Today we celebrate Clint Walker (1927-2018), who passed away just a couple of years ago. Walker was a star I particularly liked. He had a kind of personality that convinced you he was uncomplicatedly good (sort of clean-cut, all-American) combined with the fact (and I’m not ashamed to say it) that he was a perfect specimen of physical manhood, not just handsome, but insanely large: six foot six inches tall, and yet perfectly proportioned, not skinny or fat as such tall men usually are (e.g., Fess Parker and Jimmy Stewart on the thin side, and all those ex-football players on the fat side). His arms were like most beefy guys’ legs. It’s fairly crazy that he wasn’t tapped to play Superman — he would have made a better Superman than any other actor I can think of, including the guys who actually played him. The extremism of his physique definitely paves the way for, say, a Schwarzenegger, although Walker’s size was seldom exploited in that way or to that extent (although he was frequently photographed with his shirt off).
As an actor, Walker had an almost identical appeal to Jon Hamm’s. I seldom look at the latter without thinking of the former, and as Hamm flounders in his post-Mad Men career, I keep thinking “Do westerns, man! Do westerns!”
For westerns is what Walker was primarily known for — he starred as the title character in Cheyenne on TV from 1955 to 1963. Cheyenne was the first hour long tv series to last more than a single season, and also the first hour long TV western. James Garner was originally intended for the title character but could not be reached, so Walker, whose only previous credit was as a Tarzan knockoff in the Bowery Boys film Jungle Gents (1954), got the role.

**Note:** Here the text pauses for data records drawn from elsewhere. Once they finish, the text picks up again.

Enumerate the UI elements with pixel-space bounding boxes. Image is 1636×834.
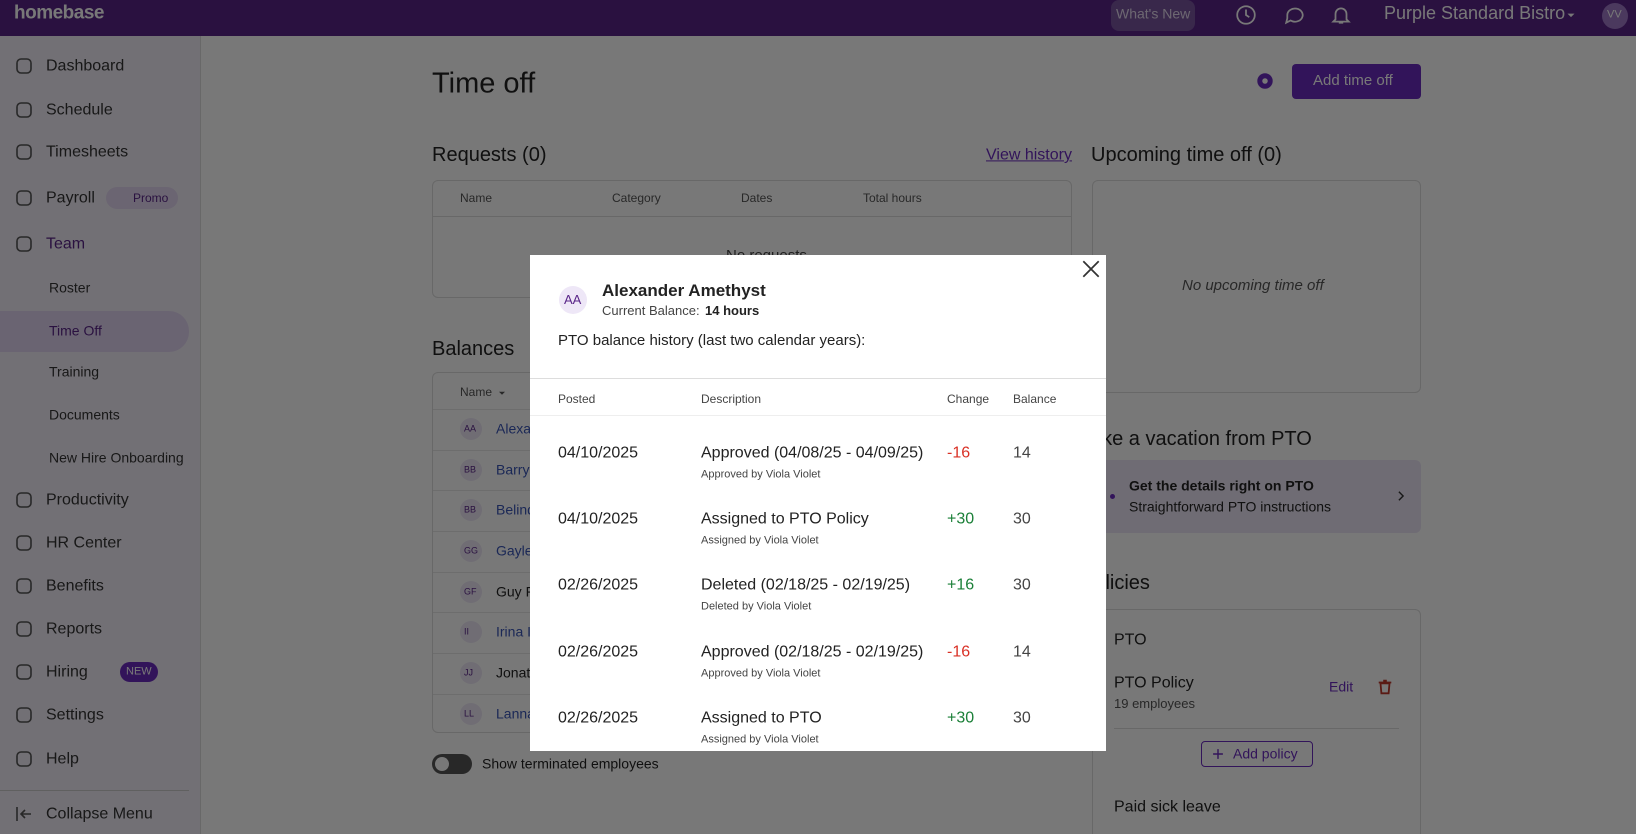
balance: 30 bbox=[1013, 576, 1031, 594]
description-by: Assigned by Viola Violet bbox=[701, 534, 819, 547]
column-header: Posted bbox=[558, 391, 596, 406]
column-header: Balance bbox=[1013, 391, 1057, 406]
description-by: Approved by Viola Violet bbox=[701, 468, 821, 481]
history-subtitle: PTO balance history (last two calendar y… bbox=[558, 332, 866, 349]
balance: 14 bbox=[1013, 444, 1031, 462]
balance-label: Current Balance: bbox=[602, 303, 700, 319]
posted-date: 04/10/2025 bbox=[558, 510, 639, 528]
description-by: Approved by Viola Violet bbox=[701, 667, 821, 680]
change: -16 bbox=[947, 444, 971, 462]
balance: 14 bbox=[1013, 643, 1031, 661]
description: Assigned to PTO Policy bbox=[701, 510, 869, 528]
column-header: Description bbox=[701, 391, 762, 406]
posted-date: 02/26/2025 bbox=[558, 709, 639, 727]
modal-divider bbox=[530, 378, 1106, 379]
description-by: Deleted by Viola Violet bbox=[701, 600, 812, 613]
change: +30 bbox=[947, 510, 975, 528]
posted-date: 02/26/2025 bbox=[558, 643, 639, 661]
employee-name: Alexander Amethyst bbox=[602, 280, 766, 300]
balance: 30 bbox=[1013, 709, 1031, 727]
column-header: Change bbox=[947, 391, 990, 406]
description: Assigned to PTO bbox=[701, 709, 822, 727]
balance: 30 bbox=[1013, 510, 1031, 528]
close-button[interactable] bbox=[1080, 258, 1102, 280]
modal: AA Alexander Amethyst Current Balance: 14 h… bbox=[530, 255, 1106, 751]
balance-value: 14 hours bbox=[705, 303, 760, 319]
modal-initials: AA bbox=[564, 292, 582, 308]
change: -16 bbox=[947, 643, 971, 661]
description-by: Assigned by Viola Violet bbox=[701, 733, 819, 746]
description: Approved (04/08/25 - 04/09/25) bbox=[701, 444, 924, 462]
change: +16 bbox=[947, 576, 975, 594]
posted-date: 02/26/2025 bbox=[558, 576, 639, 594]
change: +30 bbox=[947, 709, 975, 727]
description: Approved (02/18/25 - 02/19/25) bbox=[701, 643, 924, 661]
modal-avatar bbox=[559, 286, 587, 314]
header-divider bbox=[530, 415, 1106, 416]
description: Deleted (02/18/25 - 02/19/25) bbox=[701, 576, 911, 594]
posted-date: 04/10/2025 bbox=[558, 444, 639, 462]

Cheyenne was just a guy who knocked around the west on his own doing good deeds. The show was so popular, it ran for EIGHT YEARS. It had something going for it. The appeal was Walker.
After Cheyenne went off the air, Walker was in several decent movies like Send Me No Flowers (1964), None But the Brave (1965), The Dirty Dozen (1967) and The Great Train Robbery (1969)…and also lots of terrific schlock like The Night of the Grizzly (1966), The Phynx (1970), Scream of the Wolf (1974), Killdozer (1974), Snowbeast (1977), Deadly Harvest (1977) and Centennial (1978). In 1974 he starred in another tv series, Kodiak, in which he played an Alaska state patrolman. His last onscreen role was a 1995 crossover episode of Kung Fu: The Legend Continues with David Carradine, in which he reprised his old role as Cheyenne Bodie!
Blessed are the Peacemakers; Requiescat in Pacem.